How? Faith is a firm belief that what God has revealed is true. It is because God will accomplish all that he promised that our hope isn’t mere wishful thinking. Everything in this world is subject to reversal, but not God. What he says, He will do. It doesn’t matter that we don’t feel this. When despair threatens, you feel depressed, you experience heartache, and you can lose all sense of purpose. But faith isn’t a feeling. We cannot rely on our feelings. Faith is a choice, a choice to believe and trust God even when you don’t feel it at all. Why? Because while your life descends into mortal or immortal chaos, God is still God. He continues to draw you toward that end for which he created you, namely to become a lover fit for himself. No matter what happens to us in this life—and many awful things can definitely happen—God still loves us. But his love is divine love, not mere mortal love. It’s a love that can place all on the altar of the supreme end he has in mind for us. Miraculous rescues from terrible situations seem to be rather rare—maybe we will find out otherwise on the other side. But in the midst of these terrors which threaten our hope and, with its loss, the possibility of our charity, God asks us to believe him.


Here’s the truly incredible thing: nothing mortal nor immortal can pose a barrier to this choice. Our free will is indeed free. In the midst of horror, we can still stand up with Job and echo his words, “Though he slay me, yet will I trust in him.” God knows what he is doing. We do not. So, we must put our trust in the One who knows rather than in our desperation for escape or comfort. We must choose. We can choose. When that choice is made—to trust God through all—then hope is rekindled and despair ebbs. Mortal depression and grief will remain, because these are our natural reactions to the troubles in our lives. But only despair is the sin, because despair is the choice to reject hope in God by refusing faith in God.


With faith infused ever deeper in our character through trials in life, hope springs anew, and with it, charity. How else do we explain Jesus’ prayer in John 17? There he was in the garden struggling with the Passion so soon to engulf him. The other gospel writers record his anguish over that cup. But St. John records the other side of Jesus, what Jesus said once he accepted the cup, once he put his faith in God. Jesus prayed for his disciples and then for all those who would follow in their footsteps, i.e., you and me. Faith in God propelled Jesus through the agony toward a hope that directed him to charity. The writer of Hebrews says that it was for the sake of the joy set before him that Jesus endured that cross. It wasn’t a joy he experienced in the garden nor on the cross, but a joy that he believed in throughout his passion. That is faith.

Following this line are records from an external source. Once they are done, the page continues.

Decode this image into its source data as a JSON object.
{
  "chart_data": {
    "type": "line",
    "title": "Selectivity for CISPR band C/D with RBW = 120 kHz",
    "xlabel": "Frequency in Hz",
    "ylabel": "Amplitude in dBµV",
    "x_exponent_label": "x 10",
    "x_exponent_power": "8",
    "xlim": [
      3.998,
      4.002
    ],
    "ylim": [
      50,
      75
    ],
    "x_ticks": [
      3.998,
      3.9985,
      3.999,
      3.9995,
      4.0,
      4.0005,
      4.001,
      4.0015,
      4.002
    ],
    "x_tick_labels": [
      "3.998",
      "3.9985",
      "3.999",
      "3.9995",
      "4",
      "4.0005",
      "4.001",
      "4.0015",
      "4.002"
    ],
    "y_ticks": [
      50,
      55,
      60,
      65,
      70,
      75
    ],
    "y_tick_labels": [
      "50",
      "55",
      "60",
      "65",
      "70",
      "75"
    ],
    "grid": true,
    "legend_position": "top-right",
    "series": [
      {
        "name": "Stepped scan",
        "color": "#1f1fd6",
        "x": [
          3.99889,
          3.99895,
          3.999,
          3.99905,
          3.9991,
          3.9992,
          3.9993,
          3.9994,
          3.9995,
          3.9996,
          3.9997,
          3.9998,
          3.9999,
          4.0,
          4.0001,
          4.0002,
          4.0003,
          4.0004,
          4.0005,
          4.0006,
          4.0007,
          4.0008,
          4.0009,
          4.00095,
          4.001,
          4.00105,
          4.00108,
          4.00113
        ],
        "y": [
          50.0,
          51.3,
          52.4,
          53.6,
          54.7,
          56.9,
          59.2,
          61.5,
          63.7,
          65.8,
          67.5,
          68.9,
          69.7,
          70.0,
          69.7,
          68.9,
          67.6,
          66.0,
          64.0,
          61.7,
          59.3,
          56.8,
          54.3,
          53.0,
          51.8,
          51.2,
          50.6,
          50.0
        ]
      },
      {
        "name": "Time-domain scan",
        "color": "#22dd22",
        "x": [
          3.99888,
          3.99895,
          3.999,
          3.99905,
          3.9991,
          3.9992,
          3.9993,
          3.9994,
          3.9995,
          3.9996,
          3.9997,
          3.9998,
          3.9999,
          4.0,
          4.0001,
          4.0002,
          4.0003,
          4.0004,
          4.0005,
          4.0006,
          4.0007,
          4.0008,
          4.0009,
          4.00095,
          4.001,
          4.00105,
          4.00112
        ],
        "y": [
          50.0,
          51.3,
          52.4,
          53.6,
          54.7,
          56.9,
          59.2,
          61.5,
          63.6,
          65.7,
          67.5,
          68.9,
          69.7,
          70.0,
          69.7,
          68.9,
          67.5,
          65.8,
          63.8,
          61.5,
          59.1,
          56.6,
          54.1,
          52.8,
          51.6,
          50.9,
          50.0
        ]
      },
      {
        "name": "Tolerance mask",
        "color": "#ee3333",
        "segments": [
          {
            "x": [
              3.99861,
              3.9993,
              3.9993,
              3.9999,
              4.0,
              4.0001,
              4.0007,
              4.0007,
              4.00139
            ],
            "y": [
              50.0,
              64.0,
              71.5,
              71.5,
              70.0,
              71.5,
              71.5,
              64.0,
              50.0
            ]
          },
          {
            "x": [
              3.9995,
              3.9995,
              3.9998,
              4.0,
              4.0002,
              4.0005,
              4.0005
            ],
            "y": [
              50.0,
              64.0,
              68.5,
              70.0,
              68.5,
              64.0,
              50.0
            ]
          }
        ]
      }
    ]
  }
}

So, never give up. You are never out of the fight, not while mortal breath still moves through your lungs. St. Paul tells us again and again to be watchful, to wake up, to stand alert, to ready ourselves because the war between good and evil can reappear with frightening intensity at any moment. We mustn’t quit. It’s not an option for a soldier. The battle is over when God says it is, when you are dead. And you aren’t dead. Until then, you fight.